Team:BIT-China/Improve

So, we set up this page specially describe the improved Part, BBa_K2765043, which can produce redox-sensitive green fluorescent protein roGFP2-Orp1 and display intracellular ROS content by its fluorescence ratio.

First, we obtained the gene sequence of roGFP2 from the part: BBa_K2296006: Constitutive Promoter-RBS-roGFP2-Orp1 C82S.

Second, we synthesized the codon-optimized roGFP2+linker sequence, obtained the sequence of orp1 from the yeast genome and ligated them by OE-PCR, which enhanced the specificity and sensitivity of roGFP2 to H₂O₂.

As shown, we mutated the cysteine at position 82 of the Orp1 protein to serine, which made our signal output more responsive and increased the protein expression of roGFP2-Orp1.

According to this measurement principle, the concentration of roGFP2-Orp1 protein can influence the final signal output strength. So, 4 promoters, FBA1p, TEF2p, TEF1p, ENO2p, with different expression intensity were screened, because we wish this BioBrick Part can output signal with suitable intensity in different situation.

Beyond these, we also did some dry-lab for this Part. Considering that fluorescence intensity of roGFP2-Orp1 can only characterize the relative level of intracellular ROS qualitatively, but can’t give the absolute content of intracellular ROS quantitatively, we established the model based on Michaelis equation and some assumptions, which can convert fluorescence intensity of roGFP2-Orp1 into the intracellular H₂O₂ concentration. As a result, the output signal of roGFP2-Orp1 has a more intuitive meaning and higher application value. (click here for more details)

According to literature^[1], roGFP2-Orp1 green fluorescent protein shows peak value at 405nm (oxidation peak) and 488nm (reduction peak). Fluorescence ratio R (R=I405 / I408) is uesed to the redox degree of roGFP2-Orp1. Therefore, we used different H₂O₂ concentrations (independent variable) to simulate the accumulation of ROS in cells and the fluorescence ratio (dependent variable) to characterize the redox degree of roGFP2-Orp1, which means that the increase of fluorescence ratio R shows roGFP2-Orp1 is oxidized and the decrease shows reduction.

As Figure.2 shown, the fluorescence ratio R of roGFP2-Orp1 increases with the increase of H₂O₂ concentration. And the fluorescence ratio is basically unchanged when the concentration of H₂O₂ exceeds 0.8 mM.

As Figure.3 shown, the fluorescence ratio of wide-type was not affected by the change of H₂O₂ concentration and remained unchanged.

Firstly, we made the cells almost be oxidation state by adding 1mM H₂O₂ and observed the change of fluorescence ratio R (dependent variable) with time (independent variable).

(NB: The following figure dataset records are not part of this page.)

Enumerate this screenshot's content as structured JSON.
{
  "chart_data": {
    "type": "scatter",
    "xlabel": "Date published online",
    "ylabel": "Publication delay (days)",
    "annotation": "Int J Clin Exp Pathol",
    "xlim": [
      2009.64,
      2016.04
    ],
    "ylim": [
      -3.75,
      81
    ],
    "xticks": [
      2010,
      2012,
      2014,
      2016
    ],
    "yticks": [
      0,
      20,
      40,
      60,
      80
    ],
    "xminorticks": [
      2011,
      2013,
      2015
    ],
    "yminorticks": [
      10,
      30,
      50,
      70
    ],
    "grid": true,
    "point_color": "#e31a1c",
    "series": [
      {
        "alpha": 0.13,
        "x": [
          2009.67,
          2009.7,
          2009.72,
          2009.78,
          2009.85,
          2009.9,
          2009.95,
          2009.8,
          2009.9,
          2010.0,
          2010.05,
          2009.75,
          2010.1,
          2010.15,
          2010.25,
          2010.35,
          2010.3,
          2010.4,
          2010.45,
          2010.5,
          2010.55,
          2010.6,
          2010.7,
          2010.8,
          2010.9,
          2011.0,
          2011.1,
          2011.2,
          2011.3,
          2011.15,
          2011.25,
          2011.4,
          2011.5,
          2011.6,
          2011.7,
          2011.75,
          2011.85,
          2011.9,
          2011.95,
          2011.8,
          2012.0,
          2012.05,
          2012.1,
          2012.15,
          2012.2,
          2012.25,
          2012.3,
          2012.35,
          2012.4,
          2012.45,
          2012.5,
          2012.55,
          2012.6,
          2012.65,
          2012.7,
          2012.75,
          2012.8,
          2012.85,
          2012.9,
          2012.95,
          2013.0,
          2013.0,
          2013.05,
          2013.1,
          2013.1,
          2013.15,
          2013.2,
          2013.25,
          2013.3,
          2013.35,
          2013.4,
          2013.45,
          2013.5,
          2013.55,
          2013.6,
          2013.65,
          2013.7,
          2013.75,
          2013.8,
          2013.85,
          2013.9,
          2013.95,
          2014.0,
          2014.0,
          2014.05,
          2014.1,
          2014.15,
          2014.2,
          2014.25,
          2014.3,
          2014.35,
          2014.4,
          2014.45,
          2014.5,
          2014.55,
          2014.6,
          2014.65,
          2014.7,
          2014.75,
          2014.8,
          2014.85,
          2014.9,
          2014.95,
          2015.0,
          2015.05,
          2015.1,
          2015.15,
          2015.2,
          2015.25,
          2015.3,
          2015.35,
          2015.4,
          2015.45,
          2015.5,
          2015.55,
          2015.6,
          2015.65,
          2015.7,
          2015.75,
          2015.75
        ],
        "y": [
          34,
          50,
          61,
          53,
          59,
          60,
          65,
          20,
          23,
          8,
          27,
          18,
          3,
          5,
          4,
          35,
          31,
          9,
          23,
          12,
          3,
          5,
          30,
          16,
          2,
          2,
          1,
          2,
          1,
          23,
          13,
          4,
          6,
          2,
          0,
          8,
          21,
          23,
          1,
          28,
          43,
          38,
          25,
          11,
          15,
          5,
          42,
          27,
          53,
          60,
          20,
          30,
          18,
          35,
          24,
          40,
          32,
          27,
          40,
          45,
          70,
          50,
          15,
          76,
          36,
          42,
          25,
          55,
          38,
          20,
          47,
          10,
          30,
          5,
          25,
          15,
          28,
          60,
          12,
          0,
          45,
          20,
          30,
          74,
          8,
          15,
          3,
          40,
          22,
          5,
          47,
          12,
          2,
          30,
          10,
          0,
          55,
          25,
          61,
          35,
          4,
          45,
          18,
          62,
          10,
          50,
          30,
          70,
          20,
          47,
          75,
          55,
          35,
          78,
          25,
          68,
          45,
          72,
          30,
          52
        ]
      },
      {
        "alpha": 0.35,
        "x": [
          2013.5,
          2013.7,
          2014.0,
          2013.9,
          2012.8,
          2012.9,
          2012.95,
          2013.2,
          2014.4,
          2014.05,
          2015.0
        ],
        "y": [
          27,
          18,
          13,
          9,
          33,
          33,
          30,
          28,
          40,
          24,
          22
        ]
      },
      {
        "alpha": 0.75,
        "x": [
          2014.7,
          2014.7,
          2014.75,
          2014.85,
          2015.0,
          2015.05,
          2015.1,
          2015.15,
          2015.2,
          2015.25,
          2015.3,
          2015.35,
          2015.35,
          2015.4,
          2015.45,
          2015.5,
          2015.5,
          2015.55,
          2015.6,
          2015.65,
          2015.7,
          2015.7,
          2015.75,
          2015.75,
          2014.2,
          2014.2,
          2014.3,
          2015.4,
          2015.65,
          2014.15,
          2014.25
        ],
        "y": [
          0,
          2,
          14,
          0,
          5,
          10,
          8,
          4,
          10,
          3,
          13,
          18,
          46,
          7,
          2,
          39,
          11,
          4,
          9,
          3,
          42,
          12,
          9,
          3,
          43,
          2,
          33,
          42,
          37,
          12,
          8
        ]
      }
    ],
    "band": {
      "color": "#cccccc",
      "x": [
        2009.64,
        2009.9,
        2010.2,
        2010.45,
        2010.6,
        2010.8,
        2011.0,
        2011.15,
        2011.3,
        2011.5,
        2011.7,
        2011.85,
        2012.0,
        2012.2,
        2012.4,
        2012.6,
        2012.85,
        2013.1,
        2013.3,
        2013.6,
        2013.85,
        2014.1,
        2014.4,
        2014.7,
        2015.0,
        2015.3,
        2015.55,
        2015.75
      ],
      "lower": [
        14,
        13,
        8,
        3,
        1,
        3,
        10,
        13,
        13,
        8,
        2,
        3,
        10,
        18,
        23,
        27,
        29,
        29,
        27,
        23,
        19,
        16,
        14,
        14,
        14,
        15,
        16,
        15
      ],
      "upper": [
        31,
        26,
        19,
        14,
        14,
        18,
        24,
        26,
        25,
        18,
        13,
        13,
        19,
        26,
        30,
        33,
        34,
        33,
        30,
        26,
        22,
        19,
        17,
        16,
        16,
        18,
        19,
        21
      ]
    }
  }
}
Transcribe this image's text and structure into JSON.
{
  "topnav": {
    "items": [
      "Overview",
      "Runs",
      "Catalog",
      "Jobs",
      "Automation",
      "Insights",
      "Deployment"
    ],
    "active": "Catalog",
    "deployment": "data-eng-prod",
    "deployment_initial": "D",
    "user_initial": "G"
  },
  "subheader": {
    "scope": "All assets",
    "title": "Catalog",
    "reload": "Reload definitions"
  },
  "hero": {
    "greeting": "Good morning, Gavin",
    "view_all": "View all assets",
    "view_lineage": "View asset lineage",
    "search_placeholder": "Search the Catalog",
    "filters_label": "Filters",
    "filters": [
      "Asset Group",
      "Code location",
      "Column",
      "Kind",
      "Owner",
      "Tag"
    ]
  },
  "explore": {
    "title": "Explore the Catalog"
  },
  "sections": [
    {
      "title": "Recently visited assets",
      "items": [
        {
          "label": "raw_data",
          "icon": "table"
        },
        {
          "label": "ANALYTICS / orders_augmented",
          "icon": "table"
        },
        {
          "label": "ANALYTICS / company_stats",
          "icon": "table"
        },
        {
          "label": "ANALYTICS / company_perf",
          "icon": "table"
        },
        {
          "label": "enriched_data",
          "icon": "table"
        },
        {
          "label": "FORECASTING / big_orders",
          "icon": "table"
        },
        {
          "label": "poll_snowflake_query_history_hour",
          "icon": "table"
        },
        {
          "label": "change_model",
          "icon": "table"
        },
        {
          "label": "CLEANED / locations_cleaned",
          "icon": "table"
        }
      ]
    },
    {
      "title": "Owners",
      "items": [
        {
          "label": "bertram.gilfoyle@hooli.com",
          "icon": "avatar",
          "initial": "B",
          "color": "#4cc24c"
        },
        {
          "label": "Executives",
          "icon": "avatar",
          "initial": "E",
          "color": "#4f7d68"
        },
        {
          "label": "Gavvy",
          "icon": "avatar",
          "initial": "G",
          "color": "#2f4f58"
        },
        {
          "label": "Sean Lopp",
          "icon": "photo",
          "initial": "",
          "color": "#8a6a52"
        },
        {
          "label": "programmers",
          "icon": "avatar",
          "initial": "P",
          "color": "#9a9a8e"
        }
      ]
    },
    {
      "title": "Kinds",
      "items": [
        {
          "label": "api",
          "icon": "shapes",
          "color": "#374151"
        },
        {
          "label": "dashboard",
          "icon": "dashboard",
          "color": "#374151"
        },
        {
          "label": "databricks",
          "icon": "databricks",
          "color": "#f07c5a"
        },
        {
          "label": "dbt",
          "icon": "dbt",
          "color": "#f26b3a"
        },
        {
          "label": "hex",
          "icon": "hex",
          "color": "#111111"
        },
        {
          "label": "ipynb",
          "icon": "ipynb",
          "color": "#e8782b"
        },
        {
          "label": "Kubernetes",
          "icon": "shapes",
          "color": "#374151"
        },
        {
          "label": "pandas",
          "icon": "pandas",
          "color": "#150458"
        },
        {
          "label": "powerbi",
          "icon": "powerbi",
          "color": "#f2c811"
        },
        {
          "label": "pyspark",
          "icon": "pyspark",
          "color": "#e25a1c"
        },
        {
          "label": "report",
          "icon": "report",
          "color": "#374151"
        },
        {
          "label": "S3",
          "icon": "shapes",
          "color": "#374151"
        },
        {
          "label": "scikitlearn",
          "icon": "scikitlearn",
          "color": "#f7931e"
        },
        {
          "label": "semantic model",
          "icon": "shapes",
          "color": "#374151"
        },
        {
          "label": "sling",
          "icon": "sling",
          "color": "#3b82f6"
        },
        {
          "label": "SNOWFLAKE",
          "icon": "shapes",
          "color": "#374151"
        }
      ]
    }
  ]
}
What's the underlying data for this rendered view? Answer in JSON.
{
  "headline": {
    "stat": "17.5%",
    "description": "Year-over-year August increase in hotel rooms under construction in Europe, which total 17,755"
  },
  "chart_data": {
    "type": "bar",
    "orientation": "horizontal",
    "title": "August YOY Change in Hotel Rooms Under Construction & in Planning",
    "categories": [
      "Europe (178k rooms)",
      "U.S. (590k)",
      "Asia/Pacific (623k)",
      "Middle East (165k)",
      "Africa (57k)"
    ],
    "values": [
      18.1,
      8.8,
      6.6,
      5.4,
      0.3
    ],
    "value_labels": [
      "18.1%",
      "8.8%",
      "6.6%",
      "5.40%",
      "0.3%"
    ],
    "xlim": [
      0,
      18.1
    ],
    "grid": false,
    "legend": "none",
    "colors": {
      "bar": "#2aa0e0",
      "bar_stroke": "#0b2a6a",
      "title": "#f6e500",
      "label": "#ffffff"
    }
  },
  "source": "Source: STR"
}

As Figure.4 shown, the fluorescence ratio R decreased slightly in the range of 0 to 20 min, because cell itself has the mechanism of scavenging ROS and H₂O₂ will decompose spontaneously. At the 23 min, we added DTT (strong reducing agent) with the final concentration of 5mM. As a result, the fluorescence ratio R decreased significantly.

Therefore, the redox of our roGFP2-Orp1 is reversible.

We added three different concentrations of DTT, 0.5mM, 3mM and 5mM. When DTT was added, the roGFP2-Orp1 should be reduced and the fluorescence ratio R should decrease.

As shown, when the concentration of DTT was 3 mM, the fluorescence ratio R was no longer decreased with the increase of the DTT concentration. At that time, the cells were in reduced state completely.

To exclude the influence of individual differences, we made cell be in the same state of redox by adding 5Mm DTT. In that case, roGFP2-Orp1 proteins were in the complete reduction state. Fluorescence intensity can characterize protein expression and we used fluorescence / OD₆₀₀ to approximate the expression protein of roGFP2-Orp1 in single cell.

As Figure.7~Figure.10 shown, codon optimized roGFP2-Orp1 had higher expression protein than control group without codon optimization and wide-type without fluorescent protein.

Therefore, the codon optimization improved the roGFP2-Orp1 protein expression successfully.

[1] Meyer A J, Dick T P. Fluorescent protein-based redox probes[J]. Antioxidants & redox signaling, 2010, 13(5): 621-650.

[2] Morgan B, Sobotta M C, Dick T P. Measuring EGSH and H₂O₂ with roGFP2-based redox probes[J]. Free Radical Biology & Medicine, 2011, 51(11):1943-1951.